Élections américaines : le pasteur qui en disait trop
Les
déclarations outrancières du révérend Jeremiah Wright, ancien pasteur de Barack
Obama, arrivent au mauvais moment pour le candidat démocrate. Après sa défaite
du 22 avril en Pennsylvanie, il n'avait pas besoin que l'homme d'Eglise relance
la polémique sur la question raciale.
A
l'heure où Barack Obama s'efforce de gagner les voix des électeurs blancs
préoccupés par la conjoncture économique, les dernières apparitions publiques
de son ancien pasteur menacent de raviver la polémique autour des questions
raciale, patriotique et religieuse. Une controverse que le sénateur de
l'Illinois pensait close. Invité notamment, lundi 28 avril, au National Press
Club [club de la presse nationale, à Washington], le révérend Jeremiah Wright a
prononcé un discours provocateur, renchérissant sur certaines remarques
polémiques extraites de ses anciens sermons.
Il a réitéré certains de ses propos les plus virulents, dont Barack Obama
lui-même s'était démarqué. Il a refusé de revenir sur un commentaire datant
d'après les attentats du 11 septembre 2001, dans lequel il qualifiait ces
attaques de "juste retour des choses". "On ne peut pas
terroriser les autres et espérer s'en tirer comme ça", avait-il alors
déclaré. "C'est un principe de la Bible." Interrogé sur une de ses
déclarations selon laquelle le virus du sida aurait été créé par le gouvernement
américain pour nuire aux populations noires, Jeremiah Wright a indiqué que,
après "les expériences de Tuskegee et sachant le traitement réservé aux
Africains dans ce pays, je pense que le gouvernement est capable de tout".
Le révérend faisait référence à une expérience menée sur plusieurs dizaines
d'années à Tuskegee, en Alabama, au cours de laquelle le gouvernement américain
avait privé de traitement des patients noirs souffrant de la syphilis afin
d'étudier l'évolution de la maladie. Il a également parlé en termes élogieux de
Louis Farrakhan, le chef de l'organisation politique et religieuse Nation of
Islam, souvent critiqué pour ses remarques antisémites.

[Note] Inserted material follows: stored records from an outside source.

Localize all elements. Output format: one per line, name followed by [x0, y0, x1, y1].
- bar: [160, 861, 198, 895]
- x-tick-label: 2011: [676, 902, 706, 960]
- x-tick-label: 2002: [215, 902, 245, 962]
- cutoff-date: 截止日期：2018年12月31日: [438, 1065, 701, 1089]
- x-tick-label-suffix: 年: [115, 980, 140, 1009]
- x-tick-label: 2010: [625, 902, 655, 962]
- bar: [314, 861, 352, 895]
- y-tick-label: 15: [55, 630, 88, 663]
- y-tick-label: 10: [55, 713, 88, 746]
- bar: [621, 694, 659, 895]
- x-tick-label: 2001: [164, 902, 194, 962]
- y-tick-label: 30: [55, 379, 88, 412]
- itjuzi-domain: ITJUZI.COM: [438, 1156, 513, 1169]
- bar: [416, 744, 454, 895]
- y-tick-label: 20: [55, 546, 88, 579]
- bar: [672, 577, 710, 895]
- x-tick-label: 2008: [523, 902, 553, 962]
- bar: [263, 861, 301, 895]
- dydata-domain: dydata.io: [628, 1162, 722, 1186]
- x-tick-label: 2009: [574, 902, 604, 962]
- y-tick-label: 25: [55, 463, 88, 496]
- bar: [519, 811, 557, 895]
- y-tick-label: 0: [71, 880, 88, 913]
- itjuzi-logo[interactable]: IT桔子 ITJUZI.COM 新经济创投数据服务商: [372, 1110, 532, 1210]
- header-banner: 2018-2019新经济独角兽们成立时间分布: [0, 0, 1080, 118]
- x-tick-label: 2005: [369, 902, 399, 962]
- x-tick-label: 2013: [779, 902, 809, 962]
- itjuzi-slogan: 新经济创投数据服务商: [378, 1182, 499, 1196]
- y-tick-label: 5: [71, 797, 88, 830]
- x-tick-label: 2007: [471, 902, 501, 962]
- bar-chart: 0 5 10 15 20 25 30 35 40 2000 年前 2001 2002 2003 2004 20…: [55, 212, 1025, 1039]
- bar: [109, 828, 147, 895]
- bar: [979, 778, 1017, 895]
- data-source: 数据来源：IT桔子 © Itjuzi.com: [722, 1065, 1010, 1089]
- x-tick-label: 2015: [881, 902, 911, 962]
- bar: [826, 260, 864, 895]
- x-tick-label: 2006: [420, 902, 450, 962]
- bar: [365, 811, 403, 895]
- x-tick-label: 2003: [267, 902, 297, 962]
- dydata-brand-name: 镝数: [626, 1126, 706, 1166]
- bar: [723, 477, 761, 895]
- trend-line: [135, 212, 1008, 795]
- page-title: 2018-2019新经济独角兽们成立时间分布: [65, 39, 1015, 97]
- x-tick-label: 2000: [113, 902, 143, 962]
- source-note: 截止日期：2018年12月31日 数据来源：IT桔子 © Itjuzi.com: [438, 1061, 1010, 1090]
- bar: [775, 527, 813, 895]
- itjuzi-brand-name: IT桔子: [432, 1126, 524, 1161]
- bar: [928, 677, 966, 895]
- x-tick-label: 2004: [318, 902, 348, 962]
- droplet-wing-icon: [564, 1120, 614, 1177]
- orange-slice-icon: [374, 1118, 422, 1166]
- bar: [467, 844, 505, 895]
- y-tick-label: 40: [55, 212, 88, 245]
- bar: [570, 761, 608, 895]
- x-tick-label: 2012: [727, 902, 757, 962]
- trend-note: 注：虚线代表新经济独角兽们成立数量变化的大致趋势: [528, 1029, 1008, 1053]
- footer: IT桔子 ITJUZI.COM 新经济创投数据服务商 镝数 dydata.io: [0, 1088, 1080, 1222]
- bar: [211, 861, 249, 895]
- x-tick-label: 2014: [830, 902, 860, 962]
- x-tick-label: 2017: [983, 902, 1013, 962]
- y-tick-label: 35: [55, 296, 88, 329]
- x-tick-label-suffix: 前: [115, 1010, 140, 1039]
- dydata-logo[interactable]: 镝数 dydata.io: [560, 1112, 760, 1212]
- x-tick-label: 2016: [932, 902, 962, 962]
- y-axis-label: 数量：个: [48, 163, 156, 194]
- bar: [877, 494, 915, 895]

Farrakhan aurait été
une figure extrêmement influente pour le révérend, qui le considère comme
"l'un des plus grands hommes du XXe et du XXIe siècle".
Jeremiah Wright s'était fait discret depuis la publication de plusieurs
extraits de ses sermons dans les médias en mars 2008, notamment ceux où il
disait que "Dieu maudisse l'Amérique". Fidèle de longue date de
l'église du révérend Wright, à Chicago, Barack Obama était parvenu à mettre fin
à cette première controverse en prononçant un discours sur la question raciale
à Philadelphie le 18 mars. Toutefois, les extraits des sermons du révérend ont continué
d'être utilisés par les conservateurs pour nuire au sénateur de l'Illinois. De
son côté, Hillary Clinton, la rivale de Barack Obama dans la course à
l'investiture démocrate, a souligné qu'elle n'aurait jamais choisi le révérend
Wright comme pasteur. L'équipe de campagne d'Obama a déclaré n'avoir aucun lien
avec les dernières apparitions publiques du révérend. "On nous avait
certes prévenus", reconnaît David Axelrod, le stratège en chef d'Obama,
"mais nous ne pouvions rien faire. Nous n'avons aucun contrôle sur le
révérend Wright. Si c'est bon ou mauvais pour la campagne? Franchement, je suis
bien obligé d'avouer que ce n'est pas l'idéal."
Peu après l'allocution du révérend devant le Club national de la presse, Obama
a réagi à ses déclarations, en rappelant qu'il le considérait comme son
"ancien pasteur". "Je ne l'avais jamais entendu prononcer de
commentaires semblables à ceux qui ont provoqué cette polémique ou à ceux qu'il
a pu faire récemment", a-t-il déclaré. "Ils ne reflètent pas mes
idées et n'ont rien à voir avec cette campagne." Le sénateur de l'Illinois
et le révérend Wright se connaissent depuis vingt ans. C'est Wright qui a
célébré le mariage de Barack Obama et qui a baptisé ses deux petites filles.
C'est également un sermon de Wright qui a inspiré le titre du deuxième livre
d'Obama : L'Audace d'espérer. Le candidat démocrate savait depuis
longtemps que cette relation risquait de lui poser des problèmes sur le plan
politique et il était d'ailleurs revenu sur sa décision de laisser le révérend
s'exprimer lors de l'annonce officielle de sa candidature, en février 2007.
Tandis que la polémique autour du révérend est relancée, l'équipe de campagne
de Barack Obama ne prévoit toutefois pas que le candidat prononce un discours
dans la même veine que celui de Philadelphie pour limiter les dégâts.